Professional indemnity insurance is the third leg. PII underwriters are increasingly asking firms about their AI deployment, the controls in place, and any incidents. Firms should be ready to answer, and should consider whether material AI deployments warrant a notification or a discussion with the broker at renewal. The wider point is that AI in a UK law firm is a regulated business activity with the same governance discipline as any other client-facing system, not a productivity hack. For broader strategy support across regulated professional services AI deployment, see our AI strategy service and the industry section of the Knowledge Hub.
Frequently asked questions
- Does using AI to draft client documents breach SRA confidentiality?

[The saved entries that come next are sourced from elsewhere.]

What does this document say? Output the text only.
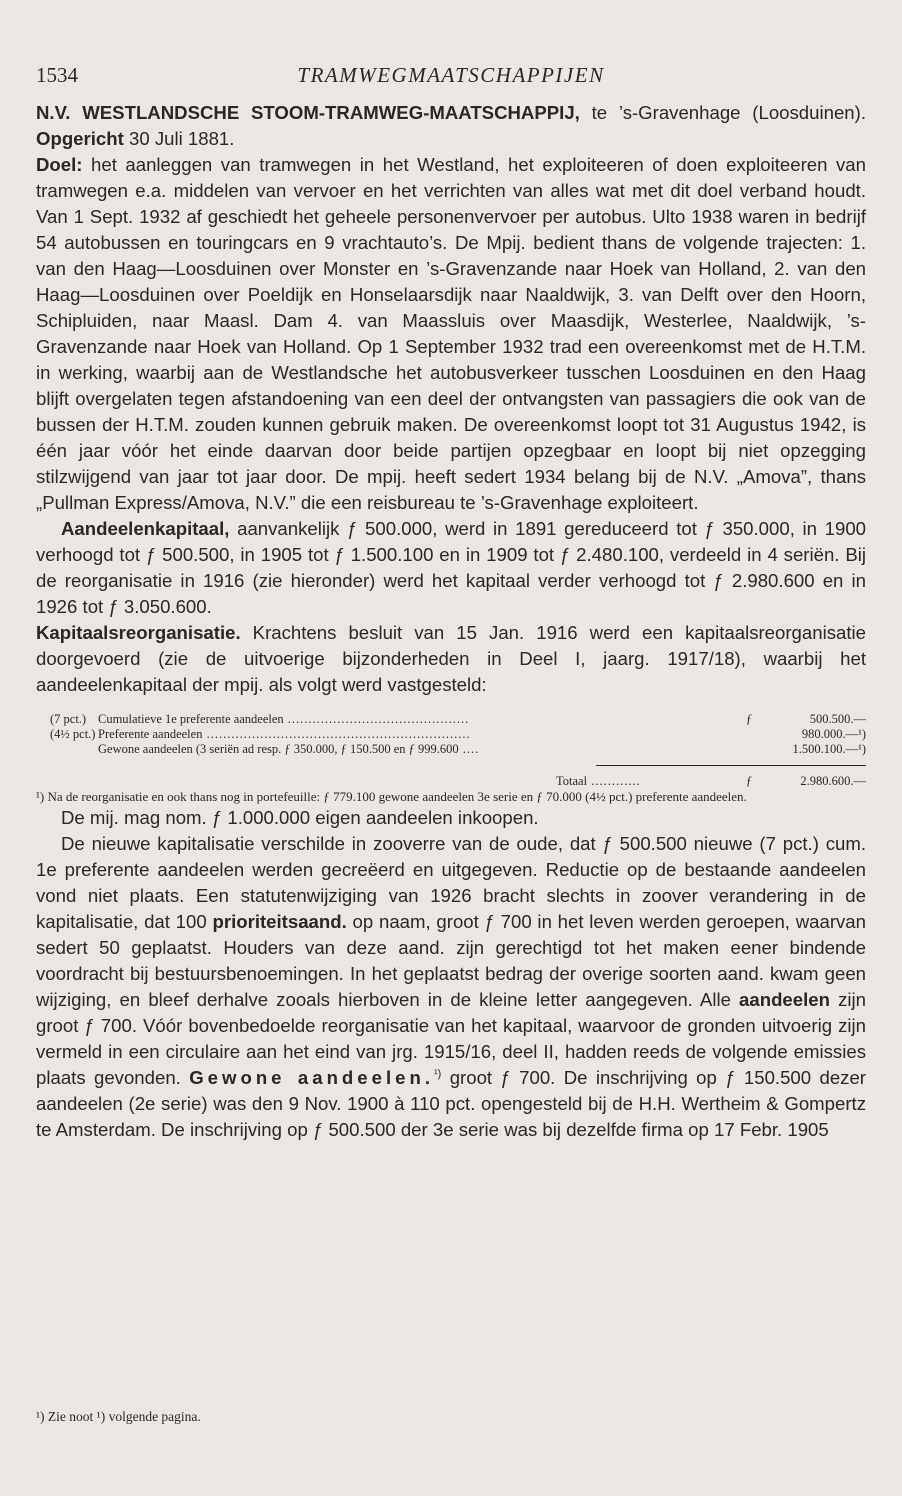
1534	TRAMWEGMAATSCHAPPIJEN

N.V. WESTLANDSCHE STOOM-TRAMWEG-MAATSCHAPPIJ, te ’s-Gravenhage (Loosduinen). Opgericht 30 Juli 1881.

Doel: het aanleggen van tramwegen in het Westland, het exploiteeren of doen exploiteeren van tramwegen e.a. middelen van vervoer en het verrichten van alles wat met dit doel verband houdt. Van 1 Sept. 1932 af geschiedt het geheele personenvervoer per autobus. Ulto 1938 waren in bedrijf 54 autobussen en touringcars en 9 vrachtauto’s. De Mpij. bedient thans de volgende trajecten: 1. van den Haag—Loosduinen over Monster en ’s-Gravenzande naar Hoek van Holland, 2. van den Haag—Loosduinen over Poeldijk en Honselaarsdijk naar Naaldwijk, 3. van Delft over den Hoorn, Schipluiden, naar Maasl. Dam 4. van Maassluis over Maasdijk, Westerlee, Naaldwijk, ’s-Gravenzande naar Hoek van Holland. Op 1 September 1932 trad een overeenkomst met de H.T.M. in werking, waarbij aan de Westlandsche het autobusverkeer tusschen Loosduinen en den Haag blijft overgelaten tegen afstandoening van een deel der ontvangsten van passagiers die ook van de bussen der H.T.M. zouden kunnen gebruik maken. De overeenkomst loopt tot 31 Augustus 1942, is één jaar vóór het einde daarvan door beide partijen opzegbaar en loopt bij niet opzegging stilzwijgend van jaar tot jaar door. De mpij. heeft sedert 1934 belang bij de N.V. „Amova”, thans „Pullman Express/Amova, N.V.” die een reisbureau te ’s-Gravenhage exploiteert.

Aandeelenkapitaal, aanvankelijk ƒ 500.000, werd in 1891 gereduceerd tot ƒ 350.000, in 1900 verhoogd tot ƒ 500.500, in 1905 tot ƒ 1.500.100 en in 1909 tot ƒ 2.480.100, verdeeld in 4 seriën. Bij de reorganisatie in 1916 (zie hieronder) werd het kapitaal verder verhoogd tot ƒ 2.980.600 en in 1926 tot ƒ 3.050.600.

Kapitaalsreorganisatie. Krachtens besluit van 15 Jan. 1916 werd een kapitaalsreorganisatie doorgevoerd (zie de uitvoerige bijzonderheden in Deel I, jaarg. 1917/18), waarbij het aandeelenkapitaal der mpij. als volgt werd vastgesteld:

(7 pct.) Cumulatieve 1e preferente aandeelen ............................................	ƒ	500.500.—
(4½ pct.) Preferente aandeelen ................................................................	980.000.—¹)
Gewone aandeelen (3 seriën ad resp. ƒ 350.000, ƒ 150.500 en ƒ 999.600 ....	1.500.100.—¹)
Totaal ............	ƒ	2.980.600.—

¹) Na de reorganisatie en ook thans nog in portefeuille: ƒ 779.100 gewone aandeelen 3e serie en ƒ 70.000 (4½ pct.) preferente aandeelen.

De mij. mag nom. ƒ 1.000.000 eigen aandeelen inkoopen.

De nieuwe kapitalisatie verschilde in zooverre van de oude, dat ƒ 500.500 nieuwe (7 pct.) cum. 1e preferente aandeelen werden gecreëerd en uitgegeven. Reductie op de bestaande aandeelen vond niet plaats. Een statutenwijziging van 1926 bracht slechts in zoover verandering in de kapitalisatie, dat 100 prioriteitsaand. op naam, groot ƒ 700 in het leven werden geroepen, waarvan sedert 50 geplaatst. Houders van deze aand. zijn gerechtigd tot het maken eener bindende voordracht bij bestuursbenoemingen. In het geplaatst bedrag der overige soorten aand. kwam geen wijziging, en bleef derhalve zooals hierboven in de kleine letter aangegeven. Alle aandeelen zijn groot ƒ 700. Vóór bovenbedoelde reorganisatie van het kapitaal, waarvoor de gronden uitvoerig zijn vermeld in een circulaire aan het eind van jrg. 1915/16, deel II, hadden reeds de volgende emissies plaats gevonden. Gewone aandeelen.$^{^1)}$ groot ƒ 700. De inschrijving op ƒ 150.500 dezer aandeelen (2e serie) was den 9 Nov. 1900 à 110 pct. opengesteld bij de H.H. Wertheim & Gompertz te Amsterdam. De inschrijving op ƒ 500.500 der 3e serie was bij dezelfde firma op 17 Febr. 1905

¹) Zie noot ¹) volgende pagina.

- Not in itself, but the wrong tool choice can. The SRA Code requires client confidentiality to be maintained; AI tools that retain or train on inputs are not safe for client data. The operating standard for client work is enterprise-tier AI with a signed Data Processing Agreement, no-training guarantees on inputs, and UK or EU data residency where the engagement requires it. Consumer-tier AI is not appropriate for client work and should be excluded from the firm's approved tool list for fee-earner use.
- Can AI breach legal professional privilege if used on a privileged matter?
- LPP is not waived simply by using an AI tool, but the firm must ensure that the deployment does not route privileged material outside the firm's controlled environment. For high-sensitivity matters (litigation, internal investigations, regulatory inquiries), additional controls are appropriate, including isolated deployments where the data does not leave the firm's own infrastructure. For SME firms, enterprise-tier SaaS with properly negotiated DPA terms is the practical baseline, with case-by-case assessment for the most sensitive matters.
- How should a supervising solicitor review AI output?
- AI output is work product that requires the same supervision standard as work from a junior lawyer or paralegal. The supervising solicitor must verify the legal substance, check any case citations against an authoritative source, ensure the document fits the matter context, and take responsibility for the final product. Firms should not allow AI output to reach the client without a supervising solicitor's substantive review, and the review trail should be evidenced inside the matter file.
- Which legal AI tool should a UK SME firm start with?
- There is no single right answer; the choice depends on firm size, matter mix, and the practice management system already in use. Spellbook is a common SME starting point because it lives inside Microsoft Word and slots into existing drafting workflows. Harvey, Legora, and Thomson Reuters CoCounsel are positioned for mid-market and larger firms with broader workflow integration. Pilot the chosen tool against the firm's actual matter types for at least four weeks before signing, and check integration with the practice management system rather than relying on the vendor's demo.
- How does AI affect a firm's professional indemnity insurance position?
- PII underwriters are increasingly asking about AI deployment, the controls in place, and any incidents. Firms with material AI in client-facing workflows should be ready to discuss their AI acceptable use policy, approved tool list, supervision standard, and incident history at renewal. Notification of significant deployments or incidents may be appropriate; the firm's broker is the right first port of call to confirm the position under the current policy.